Lexington and Concord are nice; heck, the Parthenon and the Pyramids are nice – but knowing about them is no substitute for knowing about the Cold War, Watergate, the civil rights movement, or (especially) the Holocaust – events that have a profound impact on how we think and look at the world today. I submit that we should teach history backwards. If this challenges the story we’ve grown used to telling our kids – the story of American progress and victory – so much the better. It’s time they learned that history is not a linear narrative with a clear-cut moral, that we can’t always know the consequences of our actions, and that even professional historians don’t agree on how to read the past.

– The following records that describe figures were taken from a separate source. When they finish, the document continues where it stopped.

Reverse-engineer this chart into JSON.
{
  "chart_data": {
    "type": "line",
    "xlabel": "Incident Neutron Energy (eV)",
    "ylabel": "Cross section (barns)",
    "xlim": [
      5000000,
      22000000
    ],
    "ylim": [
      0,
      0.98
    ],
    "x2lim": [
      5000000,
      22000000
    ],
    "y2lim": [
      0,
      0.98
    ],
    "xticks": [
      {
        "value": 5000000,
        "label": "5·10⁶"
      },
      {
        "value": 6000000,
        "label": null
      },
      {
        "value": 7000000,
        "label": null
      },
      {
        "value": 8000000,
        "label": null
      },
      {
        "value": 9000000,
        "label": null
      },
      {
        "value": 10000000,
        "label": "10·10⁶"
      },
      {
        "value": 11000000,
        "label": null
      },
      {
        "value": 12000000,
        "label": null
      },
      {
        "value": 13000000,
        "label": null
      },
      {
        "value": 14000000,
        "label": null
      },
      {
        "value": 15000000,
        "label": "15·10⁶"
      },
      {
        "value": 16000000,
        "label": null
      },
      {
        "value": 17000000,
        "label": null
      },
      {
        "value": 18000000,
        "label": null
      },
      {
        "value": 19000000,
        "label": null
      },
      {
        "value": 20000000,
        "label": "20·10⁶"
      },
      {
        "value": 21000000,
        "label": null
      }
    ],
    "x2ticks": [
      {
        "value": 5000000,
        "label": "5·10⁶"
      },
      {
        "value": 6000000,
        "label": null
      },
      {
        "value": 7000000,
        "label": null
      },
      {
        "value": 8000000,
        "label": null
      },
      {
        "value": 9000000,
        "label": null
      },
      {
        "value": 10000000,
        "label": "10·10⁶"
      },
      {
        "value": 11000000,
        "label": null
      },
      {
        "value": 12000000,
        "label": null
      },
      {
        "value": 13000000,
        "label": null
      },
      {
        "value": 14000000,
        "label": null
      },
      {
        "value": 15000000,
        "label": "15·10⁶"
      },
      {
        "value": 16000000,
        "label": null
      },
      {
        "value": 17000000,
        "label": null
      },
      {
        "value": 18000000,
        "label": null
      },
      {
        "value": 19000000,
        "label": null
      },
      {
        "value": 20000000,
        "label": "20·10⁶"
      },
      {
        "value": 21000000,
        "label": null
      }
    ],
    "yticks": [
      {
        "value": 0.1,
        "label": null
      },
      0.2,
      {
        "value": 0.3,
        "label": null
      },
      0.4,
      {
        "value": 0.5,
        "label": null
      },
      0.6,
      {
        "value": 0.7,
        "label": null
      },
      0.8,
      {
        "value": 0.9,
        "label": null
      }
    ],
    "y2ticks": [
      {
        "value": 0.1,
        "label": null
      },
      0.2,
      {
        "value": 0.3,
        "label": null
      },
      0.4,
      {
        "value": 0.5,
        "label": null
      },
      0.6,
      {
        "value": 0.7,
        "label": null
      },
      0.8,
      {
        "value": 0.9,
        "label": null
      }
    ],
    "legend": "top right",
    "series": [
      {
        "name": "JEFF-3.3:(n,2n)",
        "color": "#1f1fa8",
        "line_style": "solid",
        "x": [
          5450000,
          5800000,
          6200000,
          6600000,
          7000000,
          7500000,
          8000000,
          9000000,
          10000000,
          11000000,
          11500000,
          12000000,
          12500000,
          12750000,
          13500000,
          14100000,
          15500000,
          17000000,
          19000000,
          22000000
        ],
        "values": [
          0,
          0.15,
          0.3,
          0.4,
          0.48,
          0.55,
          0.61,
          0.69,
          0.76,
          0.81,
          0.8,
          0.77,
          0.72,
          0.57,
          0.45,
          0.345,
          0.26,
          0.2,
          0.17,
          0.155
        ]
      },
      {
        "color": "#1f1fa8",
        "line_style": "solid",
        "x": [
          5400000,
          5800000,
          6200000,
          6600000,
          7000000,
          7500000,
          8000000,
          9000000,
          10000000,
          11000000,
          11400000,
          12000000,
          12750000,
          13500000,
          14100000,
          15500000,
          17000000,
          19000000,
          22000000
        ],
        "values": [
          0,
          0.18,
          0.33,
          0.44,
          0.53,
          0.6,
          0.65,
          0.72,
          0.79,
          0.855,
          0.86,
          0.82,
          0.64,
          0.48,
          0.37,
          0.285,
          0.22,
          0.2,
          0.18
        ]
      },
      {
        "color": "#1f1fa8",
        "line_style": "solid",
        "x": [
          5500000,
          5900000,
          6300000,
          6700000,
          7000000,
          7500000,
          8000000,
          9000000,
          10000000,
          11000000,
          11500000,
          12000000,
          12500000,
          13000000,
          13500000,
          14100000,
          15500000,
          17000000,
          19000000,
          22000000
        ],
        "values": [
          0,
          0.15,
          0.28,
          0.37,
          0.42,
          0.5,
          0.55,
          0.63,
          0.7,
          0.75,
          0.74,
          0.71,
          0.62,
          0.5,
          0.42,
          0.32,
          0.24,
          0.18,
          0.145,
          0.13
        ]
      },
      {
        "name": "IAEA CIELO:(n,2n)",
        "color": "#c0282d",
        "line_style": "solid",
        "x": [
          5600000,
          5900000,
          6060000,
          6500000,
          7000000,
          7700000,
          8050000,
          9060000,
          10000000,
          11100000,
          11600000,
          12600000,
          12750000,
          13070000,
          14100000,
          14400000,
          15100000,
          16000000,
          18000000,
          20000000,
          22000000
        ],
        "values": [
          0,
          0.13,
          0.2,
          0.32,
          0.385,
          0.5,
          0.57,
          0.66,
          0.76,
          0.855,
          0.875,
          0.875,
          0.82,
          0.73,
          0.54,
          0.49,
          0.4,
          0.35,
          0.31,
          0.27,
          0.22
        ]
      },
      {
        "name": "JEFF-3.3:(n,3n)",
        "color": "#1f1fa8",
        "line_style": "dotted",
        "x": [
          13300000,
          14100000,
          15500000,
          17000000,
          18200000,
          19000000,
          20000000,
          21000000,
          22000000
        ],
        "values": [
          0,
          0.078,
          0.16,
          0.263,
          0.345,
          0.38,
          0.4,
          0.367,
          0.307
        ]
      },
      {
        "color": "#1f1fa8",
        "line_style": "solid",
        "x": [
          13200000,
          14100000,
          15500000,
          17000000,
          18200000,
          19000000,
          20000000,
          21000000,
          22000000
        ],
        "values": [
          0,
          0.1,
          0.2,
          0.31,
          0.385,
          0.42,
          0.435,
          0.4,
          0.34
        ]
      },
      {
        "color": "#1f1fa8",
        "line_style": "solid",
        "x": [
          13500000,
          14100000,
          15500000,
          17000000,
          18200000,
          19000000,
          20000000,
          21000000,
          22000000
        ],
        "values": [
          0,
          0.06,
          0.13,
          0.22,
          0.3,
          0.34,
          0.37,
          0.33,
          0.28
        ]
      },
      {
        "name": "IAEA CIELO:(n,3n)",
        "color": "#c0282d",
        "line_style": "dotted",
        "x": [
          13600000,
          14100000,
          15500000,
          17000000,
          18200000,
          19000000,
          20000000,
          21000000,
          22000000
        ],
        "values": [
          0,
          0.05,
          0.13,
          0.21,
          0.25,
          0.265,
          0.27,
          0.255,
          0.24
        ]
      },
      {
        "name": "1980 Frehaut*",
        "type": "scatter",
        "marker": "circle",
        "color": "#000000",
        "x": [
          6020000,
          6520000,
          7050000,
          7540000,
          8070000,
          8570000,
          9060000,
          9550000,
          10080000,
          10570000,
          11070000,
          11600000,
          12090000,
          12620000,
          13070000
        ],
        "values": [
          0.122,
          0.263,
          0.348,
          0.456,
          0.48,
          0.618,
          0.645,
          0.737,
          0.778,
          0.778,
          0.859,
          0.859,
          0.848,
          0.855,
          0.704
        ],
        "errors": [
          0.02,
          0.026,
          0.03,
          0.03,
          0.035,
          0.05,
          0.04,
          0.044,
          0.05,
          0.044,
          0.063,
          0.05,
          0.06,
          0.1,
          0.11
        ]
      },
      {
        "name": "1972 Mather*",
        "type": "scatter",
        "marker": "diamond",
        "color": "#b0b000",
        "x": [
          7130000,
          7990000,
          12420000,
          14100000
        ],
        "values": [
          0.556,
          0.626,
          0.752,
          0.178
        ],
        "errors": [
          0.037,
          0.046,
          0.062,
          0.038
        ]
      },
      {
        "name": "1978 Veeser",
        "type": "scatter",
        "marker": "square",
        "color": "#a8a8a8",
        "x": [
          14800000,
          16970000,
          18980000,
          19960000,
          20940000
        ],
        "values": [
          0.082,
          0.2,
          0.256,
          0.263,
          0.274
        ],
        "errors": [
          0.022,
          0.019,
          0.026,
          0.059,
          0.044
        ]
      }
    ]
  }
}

And no, Jomo Mojo, you’re not some kind of weirdo misfit – history was the only subject I really liked throughout my school career (obviously, I warmed up to English eventually, but not until high school). We never had any formal geography lessons when I was in school, but I’ve always been fascinated by maps and stories of faraway places, so I picked up a good bit of it on my own.
I’m gonna chime in with perhaps a slightly more cynical point of view… The fact is, I honestly think a majority of people in the US just don’t care about history or geography because it doesn’t pertain (at least in their view) to their day-to-day existence. Almost all of my high-school friends have never had the desire to leave the States, do not understand why in the world I would want to live abroad, nor do they care. Many still live at home, at 23-26 years of age. They’re comfortable, they pay their taxes, do their jobs, have fun, etc. Geography and history is not a concern to most of them.
From my experience, I think most people would fall into this category. I’d be happy to be proven wrong. Now, I’m not faulting them for it, nor do I necessarily think there isn’t an upside to that attitude. However, I think that the educational system is mostly to fault. We don’t care because we never were given reason to care. I didn’t become interested in geography until I actually saw a National Geographic magazine; until I watched the PBS shows. Then those faraway places became less and less abstract. It was then about fantastic places with people and cultures much different than mine. Not about “What’s the capital of Wyoming?” Who cares? Why is that important? At that age you have to strike the imagination of kids, not try to stuff “A is the B of C” stuff down their throats. For some, this may work; for most, forget it.
As for history, same sort of thing. I personally have always had a difficult time really getting into history. I’ve always gotten high marks in high school in the subject, but it never really captivated me. I think it’s also a matter of how it is taught and the fact that as a 16-year-old student in Chicago, IL, in 1991, the happenings of June 28, 1914, seem to have very little relevance in my life.
I think you two are hitting the nail right on the head in asking “where’s the relevance to the student?” Every high school should teach a full-year Current Events class as a required History/Social Science course – preferably in junior or senior year. It should include local, national, and international events – and have no set textbook. Current Events curricula should change every year.
Classes like traditional “Civics” and “American History: Jonestown - Civil War” can be pushed earlier into middle- and even elementary-school curricula. 6th- and 7th-graders can handle much of these concepts.
A common and devastatingly incorrect view. History and geography sure as hell mattered to the grunts drafted to fight in Viet Nam, to those buying gas for their car, a VCR, a television. And, sadly, to the people in WTC.
That’s the real problem with history and geography as it is taught in the US, at least through high school. The connection with the present, and present events, is not made clear, if addressed at all.